I worry for my daughters. I suppose that’s odd, as I don’t have children, but I worry nonetheless. I worry for those little brown girls in my future and I wish, how I wish, that I could change everything now. The memory of my brown girlhood is still fresh in my mind and I know I won’t be able to save my children from all of it. I can’t even save the little brown girls out there now, asking their mommas why they had to be born so ugly, so wrong. Little brown girls wishing for the bluest eye and that fairytale hair, like those Disney princesses and all the real princesses you’ve ever heard talked about have. Little girls dreaming of being a real girl.

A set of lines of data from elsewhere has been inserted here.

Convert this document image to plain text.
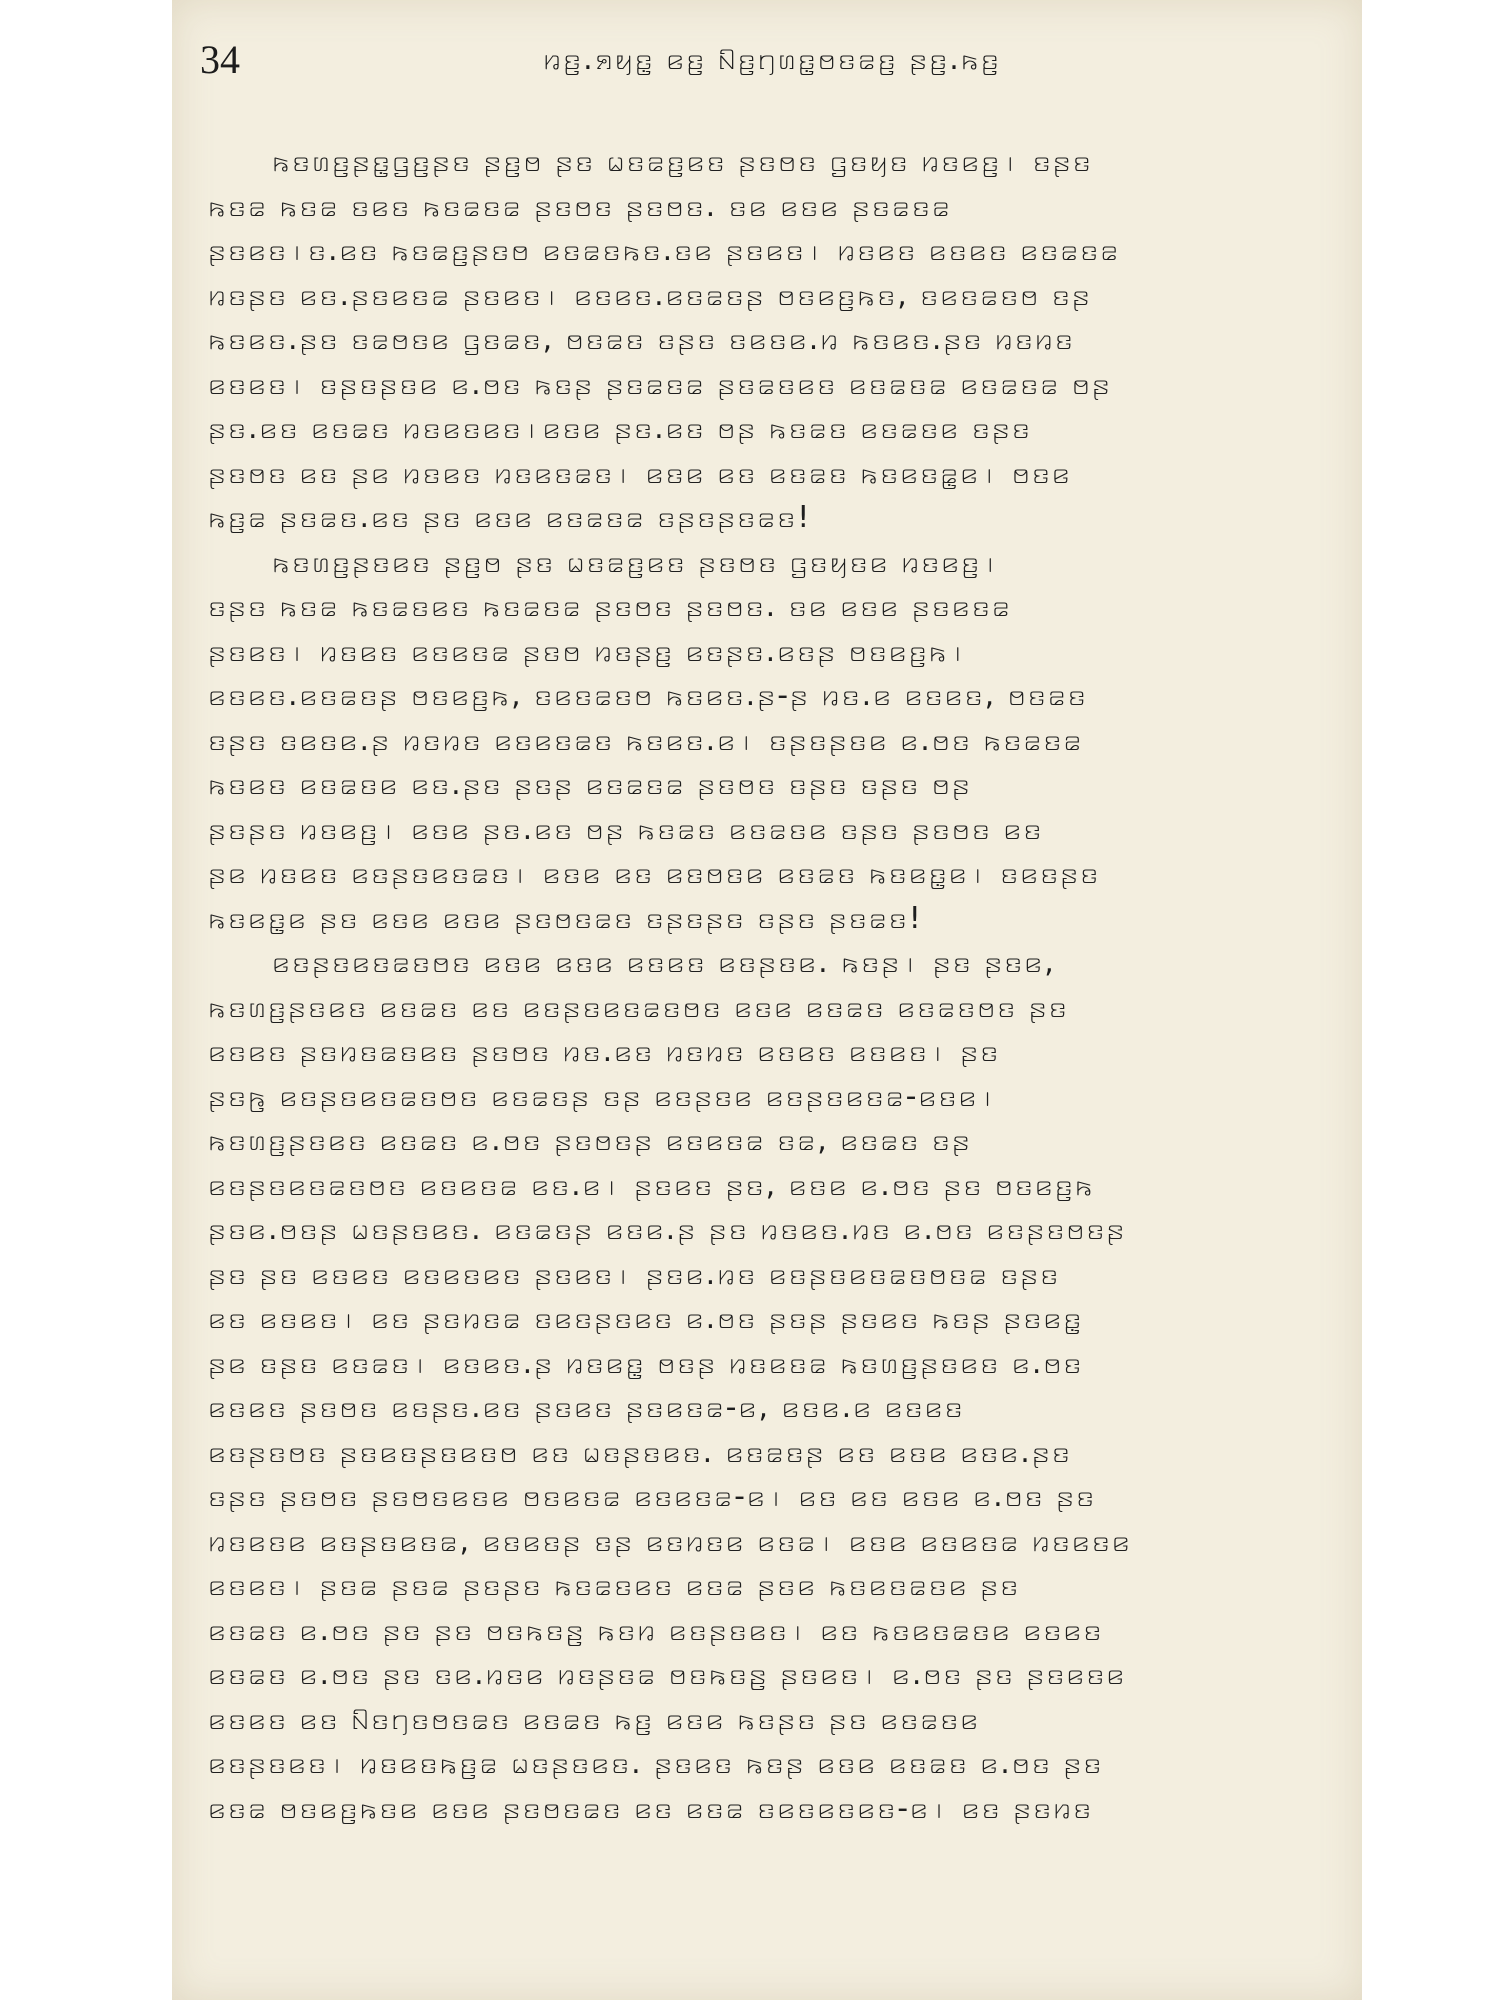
34	ꤙꤢ꤬.ꤎꤟꤢ꤭ ꤕꤢ꤬ ꤡꤢ꤬ꤚꤛꤢ꤭ꤥꤢꤘꤢ꤬ ꤔꤢ꤬.ꤒꤢ꤬
ꤒꤢꤛꤢ꤬ꤔꤢ꤭ꤞꤢ꤬ꤔꤢ ꤔꤢ꤬ꤥ ꤔꤢ ꤗꤢꤘꤢ꤬ꤕꤢ ꤔꤢꤥꤢ ꤞꤢꤟꤢ ꤙꤢꤕꤢ꤬꤯ ꤢꤔꤢ
ꤒꤢꤘ ꤒꤢꤘ ꤢꤕꤢ ꤒꤢꤘꤢꤘ ꤔꤢꤥꤢ ꤔꤢꤥꤢ. ꤢꤕ ꤕꤢꤕ ꤔꤢꤘꤢꤘ
ꤔꤢꤕꤢ꤯ꤢ.ꤕꤢ ꤒꤢꤘꤢ꤬ꤔꤢꤥ ꤕꤢꤘꤢꤒꤢ.ꤢꤕ ꤔꤢꤕꤢ꤯ ꤙꤢꤕꤢ ꤕꤢꤕꤢ ꤕꤢꤘꤢꤘ
ꤙꤢꤔꤢ ꤕꤢ.ꤔꤢꤕꤢꤘ ꤔꤢꤕꤢ꤯ ꤕꤢꤕꤢ.ꤕꤢꤘꤢꤔ ꤥꤢꤕꤢ꤬ꤒꤢ, ꤢꤕꤢꤘꤢꤥ ꤢꤔ
ꤒꤢꤕꤢ.ꤔꤢ ꤢꤘꤥꤢꤕ ꤞꤢꤘꤢ, ꤥꤢꤘꤢ ꤢꤔꤢ ꤢꤕꤢꤕ.ꤙ ꤒꤢꤕꤢ.ꤔꤢ ꤙꤢꤙꤢ
ꤕꤢꤕꤢ꤯ ꤢꤔꤢꤔꤢꤕ ꤕ.ꤥꤢ ꤒꤢꤔ ꤔꤢꤘꤢꤘ ꤔꤢꤘꤢꤕꤢ ꤕꤢꤘꤢꤘ ꤕꤢꤘꤢꤘ ꤥꤔ
ꤔꤢ.ꤕꤢ ꤕꤢꤘꤢ ꤙꤢꤕꤢꤕꤢ꤯ꤕꤢꤕ ꤔꤢ.ꤕꤢ ꤥꤔ ꤒꤢꤘꤢ ꤕꤢꤘꤢꤕ ꤢꤔꤢ
ꤔꤢꤥꤢ ꤕꤢ ꤔꤕ ꤙꤢꤕꤢ ꤙꤢꤕꤢꤘꤢ꤯ ꤕꤢꤕ ꤕꤢ ꤕꤢꤘꤢ ꤒꤢꤕꤢꤘ꤭ꤕ꤯ ꤥꤢꤕ
ꤒꤢ꤬ꤘ ꤔꤢꤘꤢ.ꤕꤢ ꤔꤢ ꤕꤢꤕ ꤕꤢꤘꤢꤘ ꤢꤔꤢꤔꤢꤘꤢ!
ꤒꤢꤛꤢ꤬ꤔꤢꤕꤢ ꤔꤢ꤬ꤥ ꤔꤢ ꤗꤢꤘꤢ꤬ꤕꤢ ꤔꤢꤥꤢ ꤞꤢꤟꤢꤕ ꤙꤢꤕꤢ꤬꤯
ꤢꤔꤢ ꤒꤢꤘ ꤒꤢꤘꤢꤕꤢ ꤒꤢꤘꤢꤘ ꤔꤢꤥꤢ ꤔꤢꤥꤢ. ꤢꤕ ꤕꤢꤕ ꤔꤢꤕꤢꤘ
ꤔꤢꤕꤢ꤯ ꤙꤢꤕꤢ ꤕꤢꤕꤢꤘ ꤔꤢꤥ ꤙꤢꤔꤢ꤬ ꤕꤢꤔꤢ.ꤕꤢꤔ ꤥꤢꤕꤢ꤬ꤒ꤯
ꤕꤢꤕꤢ.ꤕꤢꤘꤢꤔ ꤥꤢꤕꤢ꤬ꤒ, ꤢꤕꤢꤘꤢꤥ ꤒꤢꤕꤢ.ꤔ-ꤔ ꤙꤢ.ꤕ ꤕꤢꤕꤢ, ꤥꤢꤘꤢ
ꤢꤔꤢ ꤢꤕꤢꤕ.ꤔ ꤙꤢꤙꤢ ꤕꤢꤕꤢꤘꤢ ꤒꤢꤕꤢ.ꤕ꤯ ꤢꤔꤢꤔꤢꤕ ꤕ.ꤥꤢ ꤒꤢꤘꤢꤘ
ꤒꤢꤕꤢ ꤕꤢꤘꤢꤕ ꤕꤢ.ꤔꤢ ꤔꤢꤔ ꤕꤢꤘꤢꤘ ꤔꤢꤥꤢ ꤢꤔꤢ ꤢꤔꤢ ꤥꤔ
ꤔꤢꤔꤢ ꤙꤢꤕꤢ꤬꤯ ꤕꤢꤕ ꤔꤢ.ꤕꤢ ꤥꤔ ꤒꤢꤘꤢ ꤕꤢꤘꤢꤕ ꤢꤔꤢ ꤔꤢꤥꤢ ꤕꤢ
ꤔꤕ ꤙꤢꤕꤢ ꤕꤢꤔꤢꤕꤢꤘꤢ꤯ ꤕꤢꤕ ꤕꤢ ꤕꤢꤥꤢꤕ ꤕꤢꤘꤢ ꤒꤢꤕꤢ꤭ꤕ꤯ ꤢꤕꤢꤔꤢ
ꤒꤢꤕꤢ꤭ꤕ ꤔꤢ ꤕꤢꤕ ꤕꤢꤕ ꤔꤢꤥꤢꤘꤢ ꤢꤔꤢꤔꤢ ꤢꤔꤢ ꤔꤢꤘꤢ!
ꤕꤢꤔꤢꤕꤢꤘꤢꤥꤢ ꤕꤢꤕ ꤕꤢꤕ ꤕꤢꤕꤢ ꤕꤢꤔꤢꤕ. ꤒꤢꤔ꤯ ꤔꤢ ꤔꤢꤕ,
ꤒꤢꤛꤢ꤬ꤔꤢꤕꤢ ꤕꤢꤘꤢ ꤕꤢ ꤕꤢꤔꤢꤕꤢꤘꤢꤥꤢ ꤕꤢꤕ ꤕꤢꤘꤢ ꤕꤢꤘꤢꤥꤢ ꤔꤢ
ꤕꤢꤕꤢ ꤔꤢꤙꤢꤘꤢꤕꤢ ꤔꤢꤥꤢ ꤙꤢ.ꤕꤢ ꤙꤢꤙꤢ ꤕꤢꤕꤢ ꤕꤢꤕꤢ꤯ ꤔꤢ
ꤔꤢꤒ꤬ ꤕꤢꤔꤢꤕꤢꤘꤢꤥꤢ ꤕꤢꤘꤢꤔ ꤢꤔ ꤕꤢꤔꤢꤕ ꤕꤢꤔꤢꤕꤢꤘ-ꤕꤢꤕ꤯
ꤒꤢꤛꤢ꤬ꤔꤢꤕꤢ ꤕꤢꤘꤢ ꤕ.ꤥꤢ ꤔꤢꤥꤢꤔ ꤕꤢꤕꤢꤘ ꤢꤘ, ꤕꤢꤘꤢ ꤢꤔ
ꤕꤢꤔꤢꤕꤢꤘꤢꤥꤢ ꤕꤢꤕꤢꤘ ꤕꤢ.ꤕ꤯ ꤔꤢꤕꤢ ꤔꤢ, ꤕꤢꤕ ꤕ.ꤥꤢ ꤔꤢ ꤥꤢꤕꤢ꤬ꤒ
ꤔꤢꤕ.ꤥꤢꤔ ꤗꤢꤔꤢꤕꤢ. ꤕꤢꤘꤢꤔ ꤕꤢꤕ.ꤔ ꤔꤢ ꤙꤢꤕꤢ.ꤙꤢ ꤕ.ꤥꤢ ꤕꤢꤔꤢꤥꤢꤔ
ꤔꤢ ꤔꤢ ꤕꤢꤕꤢ ꤕꤢꤕꤢꤕꤢ ꤔꤢꤕꤢ꤯ ꤔꤢꤕ.ꤙꤢ ꤕꤢꤔꤢꤕꤢꤘꤢꤥꤢꤘ ꤢꤔꤢ
ꤕꤢ ꤕꤢꤕꤢ꤯ ꤕꤢ ꤔꤢꤙꤢꤘ ꤢꤕꤢꤔꤢꤕꤢ ꤕ.ꤥꤢ ꤔꤢꤔ ꤔꤢꤕꤢ ꤒꤢꤔ ꤔꤢꤕꤢ꤭
ꤔꤕ ꤢꤔꤢ ꤕꤢꤘꤢ꤯ ꤕꤢꤕꤢ.ꤔ ꤙꤢꤕꤢ꤭ ꤥꤢꤔ ꤙꤢꤕꤢꤘ ꤒꤢꤛꤢ꤬ꤔꤢꤕꤢ ꤕ.ꤥꤢ
ꤕꤢꤕꤢ ꤔꤢꤥꤢ ꤕꤢꤔꤢ.ꤕꤢ ꤔꤢꤕꤢ ꤔꤢꤕꤢꤘ-ꤕ, ꤕꤢꤕ.ꤕ ꤕꤢꤕꤢ
ꤕꤢꤔꤢꤥꤢ ꤔꤢꤕꤢꤔꤢꤕꤢꤥ ꤕꤢ ꤗꤢꤔꤢꤕꤢ. ꤕꤢꤘꤢꤔ ꤕꤢ ꤕꤢꤕ ꤕꤢꤕ.ꤔꤢ
ꤢꤔꤢ ꤔꤢꤥꤢ ꤔꤢꤥꤢꤕꤢꤕ ꤥꤢꤕꤢꤘ ꤕꤢꤕꤢꤘ-ꤕ꤯ ꤕꤢ ꤕꤢ ꤕꤢꤕ ꤕ.ꤥꤢ ꤔꤢ
ꤙꤢꤕꤢꤕ ꤕꤢꤔꤢꤕꤢꤘ, ꤕꤢꤕꤢꤔ ꤢꤔ ꤕꤢꤙꤢꤕ ꤕꤢꤘ꤯ ꤕꤢꤕ ꤕꤢꤕꤢꤘ ꤙꤢꤕꤢꤕ
ꤕꤢꤕꤢ꤯ ꤔꤢꤘ ꤔꤢꤘ ꤔꤢꤔꤢ ꤒꤢꤘꤢꤕꤢ ꤕꤢꤘ ꤔꤢꤕ ꤒꤢꤕꤢꤘꤢꤕ ꤔꤢ
ꤕꤢꤘꤢ ꤕ.ꤥꤢ ꤔꤢ ꤔꤢ ꤥꤢꤒꤢꤔ꤬ ꤒꤢꤙ ꤕꤢꤔꤢꤕꤢ꤯ ꤕꤢ ꤒꤢꤕꤢꤘꤢꤕ ꤕꤢꤕꤢ
ꤕꤢꤘꤢ ꤕ.ꤥꤢ ꤔꤢ ꤢꤕ.ꤙꤢꤕ ꤙꤢꤔꤢꤘ ꤥꤢꤒꤢꤔ꤬ ꤔꤢꤕꤢ꤯ ꤕ.ꤥꤢ ꤔꤢ ꤔꤢꤕꤢꤕ
ꤕꤢꤕꤢ ꤕꤢ ꤡꤢꤚꤢꤥꤢꤘꤢ ꤕꤢꤘꤢ ꤒꤢ꤬ ꤕꤢꤕ ꤒꤢꤔꤢ ꤔꤢ ꤕꤢꤘꤢꤕ
ꤕꤢꤔꤢꤕꤢ꤯ ꤙꤢꤕꤢꤒꤢ꤬ꤘ ꤗꤢꤔꤢꤕꤢ. ꤔꤢꤕꤢ ꤒꤢꤔ ꤕꤢꤕ ꤕꤢꤘꤢ ꤕ.ꤥꤢ ꤔꤢ
ꤕꤢꤘ ꤥꤢꤕꤢ꤬ꤒꤢꤕ ꤕꤢꤕ ꤔꤢꤥꤢꤘꤢ ꤕꤢ ꤕꤢꤘ ꤢꤕꤢꤕꤢꤕꤢ-ꤕ꤯ ꤕꤢ ꤔꤢꤙꤢ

When I see these girls, the one’s living that girlhood, I wonder about them. I wonder, do they hate themselves as I did? Are things better? Becuase, in the name of all I hold holy, I hope it is better. I’m told it is, at least marginally better, in some areas, but I worry. Who is there to tell the brown girl she is of worth? I hope that she has parents to remind her, that she has friends, aunts and uncles to remind her, but that wall of love has a sea of hate to hold up against. Sometimes it doesn’t matter how many times your mother told your are a lovely pretty girl, when even when browsing products for your hair, you come across products named things like Fair and Lovely. It chips at that wall, constantly.
I don’t know why I worry about this now, so far from any possibility of children. I only know it took me years to rebuild myself and my walls are still ragged and worn. I want to write books, with brown girls are the heroes, as the lovely, smart, resourceful, bad ass leads. I want to rewrite ads, shows, books and so much more, so they don’t tell brown girls exactly what is wrong with them, how they’ll never have intense eyes, never be that soccer star, that brilliant scientist, a spy, or fight aliens, dragons, or vampires. I want them to know their stories are real too and worth being told.
I can’t and it pains me. I can’t force the world to take whiteness off its pedestal. I have only this blog and a novel brewing in my mind. I can only do this, only support artists, writers, directors who seem to be headed to the right place. Teaspoons, to build back up innumerable walls. I can only hope that someday, those walls won’t be needed at all.